On the SPD space, there are several methods for sampling from the spectral density. We will investigate them in this notebook.

For practical purposes, we just have to define a number of random phases (the more we define, the better the approximation and the more computation required), specify a feature map, and pass it to the MaternFeatureMapKernel. The kernel requires a key to instantiate randomness in the random phases, and is a deterministic function.

[1]:
from geometric_kernels.kernels import MaternFeatureMapKernel
from geometric_kernels.feature_maps import RandomPhaseFeatureMapNoncompact, RejectionSamplingFeatureMapSPD
from geometric_kernels.spaces.spd import SymmetricPositiveDefiniteMatrices

import geomstats.visualization as visualization
import matplotlib.pyplot as plt
import numpy as np
INFO (geometric_kernels): Numpy backend is enabled. To enable other backends, don't forget to `import geometric_kernels.*backend name*`.
INFO (geometric_kernels): We may be suppressing some logging of external libraries. To override the logging policy, call `logging.basicConfig`.

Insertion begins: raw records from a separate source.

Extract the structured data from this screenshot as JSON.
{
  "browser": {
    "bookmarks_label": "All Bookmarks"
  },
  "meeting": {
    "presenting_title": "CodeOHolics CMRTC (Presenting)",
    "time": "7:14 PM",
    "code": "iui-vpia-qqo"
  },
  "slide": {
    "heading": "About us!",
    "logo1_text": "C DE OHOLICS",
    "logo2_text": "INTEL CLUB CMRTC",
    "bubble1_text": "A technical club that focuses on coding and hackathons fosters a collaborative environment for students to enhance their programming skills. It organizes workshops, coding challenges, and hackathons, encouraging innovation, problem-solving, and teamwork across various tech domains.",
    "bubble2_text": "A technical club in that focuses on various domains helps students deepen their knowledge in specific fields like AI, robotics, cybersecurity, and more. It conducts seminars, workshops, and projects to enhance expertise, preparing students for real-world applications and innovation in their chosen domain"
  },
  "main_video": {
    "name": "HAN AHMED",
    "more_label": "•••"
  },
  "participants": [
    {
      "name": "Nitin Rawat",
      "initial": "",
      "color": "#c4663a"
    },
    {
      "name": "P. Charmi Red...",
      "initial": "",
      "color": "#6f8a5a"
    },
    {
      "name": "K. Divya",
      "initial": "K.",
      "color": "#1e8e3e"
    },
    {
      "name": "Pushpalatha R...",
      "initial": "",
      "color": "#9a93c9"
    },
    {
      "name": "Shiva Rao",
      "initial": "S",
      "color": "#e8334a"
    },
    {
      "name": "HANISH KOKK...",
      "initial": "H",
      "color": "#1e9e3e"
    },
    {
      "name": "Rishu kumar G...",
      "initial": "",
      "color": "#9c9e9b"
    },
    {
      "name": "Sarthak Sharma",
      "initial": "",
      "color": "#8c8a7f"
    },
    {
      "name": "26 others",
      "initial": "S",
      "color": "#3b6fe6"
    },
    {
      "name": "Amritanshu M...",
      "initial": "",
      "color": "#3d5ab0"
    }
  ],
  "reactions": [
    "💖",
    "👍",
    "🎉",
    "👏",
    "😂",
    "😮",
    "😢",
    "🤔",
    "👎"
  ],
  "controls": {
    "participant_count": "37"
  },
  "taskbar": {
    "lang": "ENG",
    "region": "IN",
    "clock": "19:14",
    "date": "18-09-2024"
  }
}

Instantiate space and kernel

In the numpy world, the key is the np.random.RandomState:

[2]:
_num_random_phases = 5_000
[3]:
key = np.random.RandomState(seed=1234)
[4]:
spd = SymmetricPositiveDefiniteMatrices(n=2)
feature_map = RandomPhaseFeatureMapNoncompact(spd, num_random_phases=_num_random_phases)
kernel = MaternFeatureMapKernel(spd, feature_map, key)

params = kernel.init_params()
params["nu"] = np.array([np.inf])
params["lengthscale"] = np.array([0.1])

Plot kernel values along a geodesic

Let’s plot kernel values K(x, y) where y runs the geodesic between base and end_point.

[5]:
base = np.eye(2)
end_point = np.r_[1.0, 0.5, 0.5, 1.0].reshape(2,2)

geodesic = spd.metric.geodesic(initial_point=base, end_point=end_point)
x1 = geodesic(np.linspace(0.0, 1.0, 30))
x2 = x1[0, None]

distances = spd.metric.dist(x1, x2)
[6]:
kernel_vals = kernel.K(params, x1, x2)
[7]:
plt.plot(distances, kernel_vals, color="red", linewidth=1)
plt.xlabel('distance')
plt.ylabel('K')
plt.show()
../../_images/examples_other_SPD_Approximations_15_0.png

Rejection sampling feature map/kernel

Let’s investigate the behaviour of another feature map defined on the SPD space. The feature map uses a specific form that the spectral density has in the SPD space, and samples from the spectral density using rejection sampling.

In the limit, when _num_random_phases tends to infinity, both feature maps give the same kernel. In order to contrast the two, we call the previous one “naive sampling based”.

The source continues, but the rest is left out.